Comment by skydhash
25 days ago
It’s really weird how you shift the goalposts and your own definitions.
No one is saying that a compiler can’t have bugs. What we have been saying is that if we take the compiler has a blackbox, we’re reasonably certain given we know the input, what the outputs will be. And the output will stay the same if you keep the input the same.
But you can send the LLM the same prompt, and it will gives you a different answer each time. And it’s not even about the verbiage used.
LLM doesn't have to be non-deterministic, it can work just like any other deterministic algorithm.
But I am not sure why the insistence on the relevance of (non)determinism, rather than on the chaotic relation of the output to the input (which is true for both compilers and LLMs). In practice, inputs to the LLM, as well as to the compiler, change. And the fact is, the output can change radically due to that.

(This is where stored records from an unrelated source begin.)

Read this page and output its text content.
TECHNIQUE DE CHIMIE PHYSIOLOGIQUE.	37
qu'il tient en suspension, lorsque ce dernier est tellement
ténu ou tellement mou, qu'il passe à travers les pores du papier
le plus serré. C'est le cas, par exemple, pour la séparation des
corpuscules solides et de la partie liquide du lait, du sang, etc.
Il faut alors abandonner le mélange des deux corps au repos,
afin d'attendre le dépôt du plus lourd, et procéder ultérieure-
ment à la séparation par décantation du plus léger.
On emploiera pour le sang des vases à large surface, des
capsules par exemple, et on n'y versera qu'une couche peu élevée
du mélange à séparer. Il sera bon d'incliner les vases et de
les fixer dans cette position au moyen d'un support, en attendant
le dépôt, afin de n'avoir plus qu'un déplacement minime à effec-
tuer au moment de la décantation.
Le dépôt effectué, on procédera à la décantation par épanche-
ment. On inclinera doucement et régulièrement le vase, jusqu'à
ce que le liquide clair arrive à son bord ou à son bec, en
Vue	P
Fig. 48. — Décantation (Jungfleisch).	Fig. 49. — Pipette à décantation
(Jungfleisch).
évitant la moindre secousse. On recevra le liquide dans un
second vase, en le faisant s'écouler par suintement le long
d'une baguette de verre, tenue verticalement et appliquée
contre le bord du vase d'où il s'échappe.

I think nobody really sends the same prompt twice to the LLM, so nobody cares about it being deterministic. I think what you're looking for is something different, some form of stability (as opposed to chaotic behavior). Although it's hard to define exactly, because in case of LLMs theory lacks behind praxis. (And as I said - we already gave up on stability with respect to performance by using compilers. We resolve that issue by doing performance testing.)
(I asked AI what's the opposite of "chaotic", I use "stable", but it seems that people use "deterministic" or "predictable" also in that meaning. So if you're using "deterministic" in that meaning, then you don't really care about sampling and temperature, i.e. determinism in the philosophical sense, but rather whether the output is consistent, albeit expressed differently.)
The whole point of technology is about control and consistency. Even with random parameters, we want their value to an item in a specific sets. When I use a tool, I want it to produce the outcome I want, not any other outcome it wants to produce. If it fails at that, it’s a defective tool.
I disagree, technologies have tradeoffs. What's your take on Monte Carlo algorithms, or any other randomized algorithm? Do you reject that too?